The disclosure failure constituted a breach of the Data Protection Act 1998.
Data commissioner Elizabeth Denham said: “The relationship between data brokers, political parties and campaigns is complex.
“Even though this company was not directly involved in political campaigning, the democratic process must be transparent.”
The ICO said it has put the UK’s 11 main political parties “on notice” to have their data-sharing practices audited later this year.
The watchdog also has outstanding enquiries with a number of data brokers, including Experian.
Ms Denham added: “The ICO is committed to monitoring data brokers, political parties and online platforms and using new audit and enforcement powers so that the public can have confidence that parties and political campaign groups are complying with the law.”
A spokesperson from Lifecycle Marketing said: “The ICO matter is related to data we provided to Experian, some of which was used by the Labour Party for a one-off mailing in connection with Sure Start Children’s Centres.
“We had never previously provided data to a political party and we will never do so again.

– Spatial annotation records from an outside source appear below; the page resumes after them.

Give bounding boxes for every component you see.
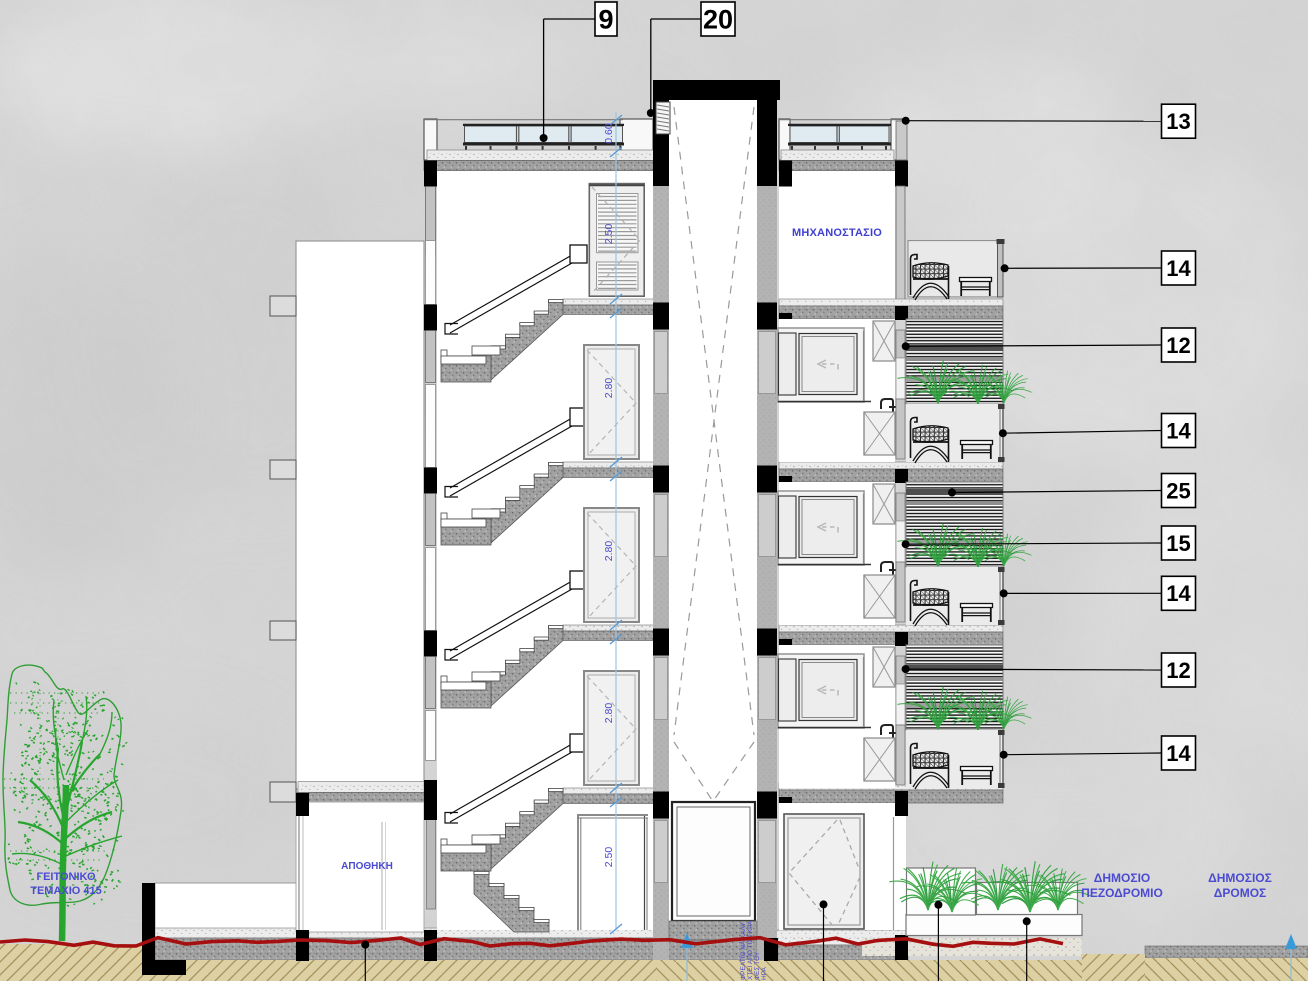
svg-text:ΔΡΟΜΟΣ: ΔΡΟΜΟΣ <box>1214 886 1267 900</box>
svg-text:ΦΡΕΑΤΙΟ ΝΑ ΚΑΛΥ: ΦΡΕΑΤΙΟ ΝΑ ΚΑΛΥ <box>740 922 747 980</box>
svg-text:25: 25 <box>1166 478 1190 503</box>
svg-text:12: 12 <box>1166 333 1190 358</box>
svg-text:20: 20 <box>703 5 733 35</box>
svg-text:2.80: 2.80 <box>603 703 615 724</box>
svg-text:14: 14 <box>1166 741 1191 766</box>
svg-text:ΧΤΕΙ ΑΠΟ ΤΙΣ ΓΚΡΑ: ΧΤΕΙ ΑΠΟ ΤΙΣ ΓΚΡΑ <box>747 920 754 980</box>
svg-text:2.80: 2.80 <box>603 378 615 399</box>
svg-text:0.60: 0.60 <box>603 123 615 144</box>
svg-text:15: 15 <box>1166 531 1190 556</box>
svg-text:ΔΗΜΟΣΙΟΣ: ΔΗΜΟΣΙΟΣ <box>1208 871 1272 885</box>
svg-text:9: 9 <box>598 5 613 35</box>
svg-text:ΦΕΣ ΤΟΥ: ΦΕΣ ΤΟΥ <box>754 951 761 980</box>
svg-text:ΓΕΙΤΟΝΙΚΟ: ΓΕΙΤΟΝΙΚΟ <box>36 871 96 883</box>
svg-text:ΜΗΧΑΝΟΣΤΑΣΙΟ: ΜΗΧΑΝΟΣΤΑΣΙΟ <box>792 227 882 239</box>
svg-text:14: 14 <box>1166 256 1191 281</box>
svg-text:13: 13 <box>1166 109 1190 134</box>
svg-text:ΤΕΜΑΧΙΟ 415: ΤΕΜΑΧΙΟ 415 <box>30 885 102 897</box>
svg-text:2.50: 2.50 <box>603 847 615 868</box>
svg-text:2.80: 2.80 <box>603 541 615 562</box>
svg-text:ΗΡΑ: ΗΡΑ <box>761 966 768 980</box>
svg-text:14: 14 <box>1166 418 1191 443</box>
svg-text:12: 12 <box>1166 658 1190 683</box>
svg-text:ΠΕΖΟΔΡΟΜΙΟ: ΠΕΖΟΔΡΟΜΙΟ <box>1081 886 1163 900</box>
svg-text:ΑΠΟΘΗΚΗ: ΑΠΟΘΗΚΗ <box>341 861 393 872</box>
svg-text:ΔΗΜΟΣΙΟ: ΔΗΜΟΣΙΟ <box>1094 871 1151 885</box>
svg-text:14: 14 <box>1166 581 1191 606</box>
svg-text:2.50: 2.50 <box>603 224 615 245</box>
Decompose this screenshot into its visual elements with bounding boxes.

“We have always sought to fully comply with our data protection obligations, which we take extremely seriously, we are sorry that on this isolated occasion our interpretation of the DPA has not been in line with the ICO’s.
“We are fully compliant with the new GDPR and give our parents complete control over the communications they receive.”
The advent of the EU’s General Data Protection Regulation (GDPR), which came into effect in May, has meant that the process for giving a company permission to use personal details must be in an “easily accessible form, using clear and plain language”.
Customers must also be told exactly what their information will be used for – and it must be easy for them to opt from having their personal data retained.